Be stupid. Be fun.
Mistakes are exactly what teaches you. I’m not saying you should live your live recklessly but rather that you should take some risks every now and then. Usually it’s the craziest things that we do that make the best and most memorable memories we have. Do something that you wouldn’t expect yourself to do today and see just how the funniest stories come in crazy packages :)
If you aren’t sure about what you feel don’t make any person feel like you’re about to spend your eternity with them. It’s unfair for that person to be left clueless as to how the person he might eventually love actually feels for him. Moreover if that person is your friend, would you really want to him to expect so readily for something that even you are unsure of? Maybe it’s just me, you know. I don’t like risking anything when it comes to commitments. When I’m not feeling like I have a strong connection with someone, I don’t want to lead him on and make him think that my feelings are as deep as his. If things fell through, I might just lose an amazing friend. and I don’t want that.
When I finally really like someone, I wan’t to be 100% ready to commit. I don’t want to be unsure. I’ve made a lot of mistakes and I don’t want to keep repeating them. It might appear now that I’m constantly pushing people away but I do it for their own good. It’s not like I don’t want affection because in truth, I also want to be loved but not at the expense of someone else’s feelings.
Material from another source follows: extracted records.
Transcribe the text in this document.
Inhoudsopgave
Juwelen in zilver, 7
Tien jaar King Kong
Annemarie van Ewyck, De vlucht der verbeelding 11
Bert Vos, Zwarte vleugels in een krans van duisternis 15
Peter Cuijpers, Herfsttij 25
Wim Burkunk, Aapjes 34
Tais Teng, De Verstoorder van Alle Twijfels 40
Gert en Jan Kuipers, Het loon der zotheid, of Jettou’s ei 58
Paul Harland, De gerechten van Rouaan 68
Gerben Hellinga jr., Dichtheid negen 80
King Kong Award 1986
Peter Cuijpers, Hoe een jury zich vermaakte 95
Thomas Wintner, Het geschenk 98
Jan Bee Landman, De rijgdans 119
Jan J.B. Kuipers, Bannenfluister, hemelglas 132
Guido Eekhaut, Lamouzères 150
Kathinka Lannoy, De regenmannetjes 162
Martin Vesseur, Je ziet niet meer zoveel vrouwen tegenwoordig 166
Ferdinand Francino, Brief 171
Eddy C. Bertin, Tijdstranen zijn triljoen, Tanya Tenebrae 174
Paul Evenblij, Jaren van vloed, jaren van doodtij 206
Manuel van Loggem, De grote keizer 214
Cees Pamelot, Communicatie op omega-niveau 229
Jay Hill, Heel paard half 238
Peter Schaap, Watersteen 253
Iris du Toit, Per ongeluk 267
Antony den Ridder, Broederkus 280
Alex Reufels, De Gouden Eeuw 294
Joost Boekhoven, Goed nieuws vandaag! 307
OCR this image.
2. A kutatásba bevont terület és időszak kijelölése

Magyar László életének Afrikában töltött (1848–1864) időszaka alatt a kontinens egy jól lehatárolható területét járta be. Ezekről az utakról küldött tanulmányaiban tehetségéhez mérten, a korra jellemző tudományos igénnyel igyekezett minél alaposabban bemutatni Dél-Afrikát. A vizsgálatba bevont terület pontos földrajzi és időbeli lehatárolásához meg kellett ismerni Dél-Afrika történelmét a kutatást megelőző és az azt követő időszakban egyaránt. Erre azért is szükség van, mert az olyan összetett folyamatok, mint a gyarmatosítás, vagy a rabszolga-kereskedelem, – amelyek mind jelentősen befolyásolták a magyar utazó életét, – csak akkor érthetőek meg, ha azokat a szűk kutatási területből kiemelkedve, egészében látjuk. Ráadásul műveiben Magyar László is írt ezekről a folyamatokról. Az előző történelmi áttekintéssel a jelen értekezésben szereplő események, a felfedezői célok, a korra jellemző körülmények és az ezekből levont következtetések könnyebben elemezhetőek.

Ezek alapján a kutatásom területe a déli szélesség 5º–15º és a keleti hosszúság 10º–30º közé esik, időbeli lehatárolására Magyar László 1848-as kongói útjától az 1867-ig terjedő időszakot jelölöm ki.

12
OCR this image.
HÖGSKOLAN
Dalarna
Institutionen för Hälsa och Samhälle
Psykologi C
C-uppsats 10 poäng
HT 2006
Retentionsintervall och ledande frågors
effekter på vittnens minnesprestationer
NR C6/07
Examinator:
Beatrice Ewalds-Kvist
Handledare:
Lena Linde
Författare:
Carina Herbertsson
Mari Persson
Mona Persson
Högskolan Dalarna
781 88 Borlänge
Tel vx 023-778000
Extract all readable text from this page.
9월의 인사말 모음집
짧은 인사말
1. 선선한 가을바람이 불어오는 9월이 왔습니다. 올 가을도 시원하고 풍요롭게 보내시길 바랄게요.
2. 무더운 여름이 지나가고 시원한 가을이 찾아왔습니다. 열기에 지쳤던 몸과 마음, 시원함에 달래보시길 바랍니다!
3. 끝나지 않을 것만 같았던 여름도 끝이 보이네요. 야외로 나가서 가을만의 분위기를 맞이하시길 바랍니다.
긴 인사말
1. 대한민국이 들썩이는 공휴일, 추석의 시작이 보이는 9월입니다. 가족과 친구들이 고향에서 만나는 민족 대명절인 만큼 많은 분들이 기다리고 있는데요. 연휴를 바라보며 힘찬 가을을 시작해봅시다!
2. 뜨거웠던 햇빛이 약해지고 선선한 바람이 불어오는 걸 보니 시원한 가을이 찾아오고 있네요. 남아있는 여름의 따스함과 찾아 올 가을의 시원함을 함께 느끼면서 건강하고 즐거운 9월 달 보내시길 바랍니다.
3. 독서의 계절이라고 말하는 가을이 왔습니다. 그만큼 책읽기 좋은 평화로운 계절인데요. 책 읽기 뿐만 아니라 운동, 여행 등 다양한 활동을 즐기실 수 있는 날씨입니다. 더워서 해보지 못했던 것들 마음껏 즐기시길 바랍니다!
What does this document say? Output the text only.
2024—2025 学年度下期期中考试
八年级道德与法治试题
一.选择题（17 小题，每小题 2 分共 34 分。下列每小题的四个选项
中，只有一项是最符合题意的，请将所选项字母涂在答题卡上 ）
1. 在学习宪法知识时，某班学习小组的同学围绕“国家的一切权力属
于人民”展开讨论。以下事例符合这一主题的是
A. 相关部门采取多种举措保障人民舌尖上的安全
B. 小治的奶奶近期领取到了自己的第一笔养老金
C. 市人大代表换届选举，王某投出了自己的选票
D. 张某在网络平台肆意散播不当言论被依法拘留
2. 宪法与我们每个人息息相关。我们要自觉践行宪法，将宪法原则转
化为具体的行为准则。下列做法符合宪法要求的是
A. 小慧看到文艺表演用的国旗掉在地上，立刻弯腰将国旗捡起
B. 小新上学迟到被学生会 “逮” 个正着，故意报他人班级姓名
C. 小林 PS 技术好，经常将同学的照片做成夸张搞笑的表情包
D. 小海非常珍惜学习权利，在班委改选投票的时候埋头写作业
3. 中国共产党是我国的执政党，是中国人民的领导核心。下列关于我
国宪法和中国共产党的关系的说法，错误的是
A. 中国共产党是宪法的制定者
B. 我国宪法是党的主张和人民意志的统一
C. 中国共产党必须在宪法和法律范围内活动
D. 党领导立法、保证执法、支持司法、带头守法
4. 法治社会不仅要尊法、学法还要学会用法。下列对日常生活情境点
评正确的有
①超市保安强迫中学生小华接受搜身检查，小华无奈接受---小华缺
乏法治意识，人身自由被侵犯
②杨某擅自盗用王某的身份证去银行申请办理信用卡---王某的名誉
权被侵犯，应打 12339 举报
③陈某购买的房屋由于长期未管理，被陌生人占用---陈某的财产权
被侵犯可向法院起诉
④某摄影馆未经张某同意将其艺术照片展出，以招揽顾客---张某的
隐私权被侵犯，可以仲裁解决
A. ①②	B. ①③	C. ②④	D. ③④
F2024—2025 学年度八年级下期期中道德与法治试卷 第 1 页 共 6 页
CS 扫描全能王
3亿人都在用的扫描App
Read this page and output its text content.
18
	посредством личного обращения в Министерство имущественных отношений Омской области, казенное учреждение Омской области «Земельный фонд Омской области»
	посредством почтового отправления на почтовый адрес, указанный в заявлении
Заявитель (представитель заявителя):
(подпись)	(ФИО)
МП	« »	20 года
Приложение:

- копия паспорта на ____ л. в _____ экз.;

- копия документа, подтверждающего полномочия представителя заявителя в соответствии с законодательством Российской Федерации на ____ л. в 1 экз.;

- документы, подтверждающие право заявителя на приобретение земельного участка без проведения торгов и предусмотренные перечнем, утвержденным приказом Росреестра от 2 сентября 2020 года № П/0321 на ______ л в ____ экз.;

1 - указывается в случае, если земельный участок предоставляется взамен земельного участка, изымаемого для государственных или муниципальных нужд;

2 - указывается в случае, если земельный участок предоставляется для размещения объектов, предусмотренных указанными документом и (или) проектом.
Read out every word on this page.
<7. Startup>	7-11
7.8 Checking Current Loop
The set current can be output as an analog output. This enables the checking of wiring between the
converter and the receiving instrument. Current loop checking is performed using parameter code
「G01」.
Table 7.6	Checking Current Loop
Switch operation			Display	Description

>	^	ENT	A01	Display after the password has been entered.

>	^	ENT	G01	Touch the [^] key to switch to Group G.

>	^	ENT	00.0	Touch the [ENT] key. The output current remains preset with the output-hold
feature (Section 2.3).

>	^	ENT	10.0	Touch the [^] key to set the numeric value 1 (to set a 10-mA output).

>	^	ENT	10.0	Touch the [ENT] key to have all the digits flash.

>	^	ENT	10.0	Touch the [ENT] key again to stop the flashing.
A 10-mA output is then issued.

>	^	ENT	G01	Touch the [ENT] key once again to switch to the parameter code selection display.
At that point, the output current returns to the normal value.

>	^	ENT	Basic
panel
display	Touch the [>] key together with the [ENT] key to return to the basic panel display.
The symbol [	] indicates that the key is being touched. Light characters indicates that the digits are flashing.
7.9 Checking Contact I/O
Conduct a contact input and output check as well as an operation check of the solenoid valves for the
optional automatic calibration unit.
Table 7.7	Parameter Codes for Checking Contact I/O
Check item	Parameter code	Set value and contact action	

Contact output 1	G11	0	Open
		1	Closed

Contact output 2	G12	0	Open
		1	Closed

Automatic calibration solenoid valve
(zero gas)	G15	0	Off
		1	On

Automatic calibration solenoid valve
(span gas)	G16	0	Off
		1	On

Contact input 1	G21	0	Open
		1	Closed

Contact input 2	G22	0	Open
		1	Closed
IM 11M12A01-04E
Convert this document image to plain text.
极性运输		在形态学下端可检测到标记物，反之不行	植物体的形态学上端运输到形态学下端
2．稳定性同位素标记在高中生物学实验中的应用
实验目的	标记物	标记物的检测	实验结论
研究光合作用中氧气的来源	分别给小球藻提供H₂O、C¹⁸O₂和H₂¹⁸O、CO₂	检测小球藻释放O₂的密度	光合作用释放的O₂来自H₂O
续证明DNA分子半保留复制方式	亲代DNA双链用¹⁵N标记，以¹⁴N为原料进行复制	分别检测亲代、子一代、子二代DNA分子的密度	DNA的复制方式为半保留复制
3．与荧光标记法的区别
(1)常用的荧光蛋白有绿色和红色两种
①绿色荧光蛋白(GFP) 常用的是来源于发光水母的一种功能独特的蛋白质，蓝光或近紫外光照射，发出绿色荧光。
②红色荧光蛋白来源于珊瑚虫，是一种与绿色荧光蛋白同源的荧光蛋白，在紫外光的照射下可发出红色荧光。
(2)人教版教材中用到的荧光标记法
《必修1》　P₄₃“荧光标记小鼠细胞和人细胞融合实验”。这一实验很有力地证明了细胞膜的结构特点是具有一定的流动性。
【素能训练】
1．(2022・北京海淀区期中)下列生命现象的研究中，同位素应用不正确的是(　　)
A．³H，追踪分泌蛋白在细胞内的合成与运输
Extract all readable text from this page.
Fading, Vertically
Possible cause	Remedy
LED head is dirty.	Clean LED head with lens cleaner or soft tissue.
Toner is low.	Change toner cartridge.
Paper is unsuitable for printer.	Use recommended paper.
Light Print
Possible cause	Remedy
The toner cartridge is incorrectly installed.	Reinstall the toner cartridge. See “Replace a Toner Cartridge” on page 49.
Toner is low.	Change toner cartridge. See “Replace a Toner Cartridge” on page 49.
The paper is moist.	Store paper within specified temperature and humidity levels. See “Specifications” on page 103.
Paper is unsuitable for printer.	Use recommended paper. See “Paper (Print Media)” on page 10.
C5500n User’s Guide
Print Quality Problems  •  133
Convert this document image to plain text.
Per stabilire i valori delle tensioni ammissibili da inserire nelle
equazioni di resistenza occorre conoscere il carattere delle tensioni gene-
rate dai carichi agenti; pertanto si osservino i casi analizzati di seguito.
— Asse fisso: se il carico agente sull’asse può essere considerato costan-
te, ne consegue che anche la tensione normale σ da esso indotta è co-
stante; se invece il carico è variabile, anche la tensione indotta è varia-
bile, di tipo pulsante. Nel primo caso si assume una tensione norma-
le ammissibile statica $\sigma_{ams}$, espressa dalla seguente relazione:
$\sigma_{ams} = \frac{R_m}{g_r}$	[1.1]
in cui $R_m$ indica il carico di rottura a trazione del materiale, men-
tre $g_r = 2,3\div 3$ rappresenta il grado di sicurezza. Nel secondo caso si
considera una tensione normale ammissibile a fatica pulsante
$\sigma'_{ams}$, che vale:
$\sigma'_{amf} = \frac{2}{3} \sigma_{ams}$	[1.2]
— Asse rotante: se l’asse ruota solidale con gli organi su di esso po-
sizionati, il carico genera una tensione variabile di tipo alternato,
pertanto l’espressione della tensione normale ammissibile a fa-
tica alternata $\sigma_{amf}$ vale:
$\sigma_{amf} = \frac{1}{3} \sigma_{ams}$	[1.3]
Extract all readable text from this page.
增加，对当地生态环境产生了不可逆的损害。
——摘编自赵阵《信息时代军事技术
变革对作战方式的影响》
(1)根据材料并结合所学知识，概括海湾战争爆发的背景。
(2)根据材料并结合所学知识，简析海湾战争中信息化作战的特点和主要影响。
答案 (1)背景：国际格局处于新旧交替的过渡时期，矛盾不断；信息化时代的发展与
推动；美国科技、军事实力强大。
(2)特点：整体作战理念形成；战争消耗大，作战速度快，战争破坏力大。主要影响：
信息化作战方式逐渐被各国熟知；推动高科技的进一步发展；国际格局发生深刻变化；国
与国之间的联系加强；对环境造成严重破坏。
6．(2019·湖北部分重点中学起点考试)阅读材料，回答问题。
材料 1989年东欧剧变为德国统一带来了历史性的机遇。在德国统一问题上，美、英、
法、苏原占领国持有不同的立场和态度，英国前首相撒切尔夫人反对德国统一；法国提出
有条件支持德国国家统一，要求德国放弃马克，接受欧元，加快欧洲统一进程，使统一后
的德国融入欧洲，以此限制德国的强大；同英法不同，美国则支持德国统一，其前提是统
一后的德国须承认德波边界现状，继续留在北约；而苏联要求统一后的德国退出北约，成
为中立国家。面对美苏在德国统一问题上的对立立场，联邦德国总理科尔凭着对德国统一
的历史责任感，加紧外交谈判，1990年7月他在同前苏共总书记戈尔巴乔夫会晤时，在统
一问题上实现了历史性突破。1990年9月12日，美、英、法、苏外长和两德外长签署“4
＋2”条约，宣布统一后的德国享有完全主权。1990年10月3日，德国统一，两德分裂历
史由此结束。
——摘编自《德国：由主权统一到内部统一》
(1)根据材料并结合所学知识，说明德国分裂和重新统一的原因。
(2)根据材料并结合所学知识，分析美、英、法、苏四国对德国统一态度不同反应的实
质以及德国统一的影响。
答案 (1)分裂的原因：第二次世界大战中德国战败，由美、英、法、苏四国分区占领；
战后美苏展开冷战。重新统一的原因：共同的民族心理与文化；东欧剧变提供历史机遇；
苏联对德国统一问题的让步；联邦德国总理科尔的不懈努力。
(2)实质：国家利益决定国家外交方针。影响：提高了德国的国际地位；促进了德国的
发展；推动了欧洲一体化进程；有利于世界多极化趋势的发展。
There’s a specific person I’m hoping who would understand why I had to turn him down that’s why I’m writing all of this. I don’t think I can reciprocate properly how he feels for me and I don’t want him to expect that there would be something more. If it happens, then we’ll just see but right now, all I can say is that he’s better off with someone else and if he meets someone, he has my full support. He’s a good friend and I honestly hope that he gets to meet someone who’ll love and support him.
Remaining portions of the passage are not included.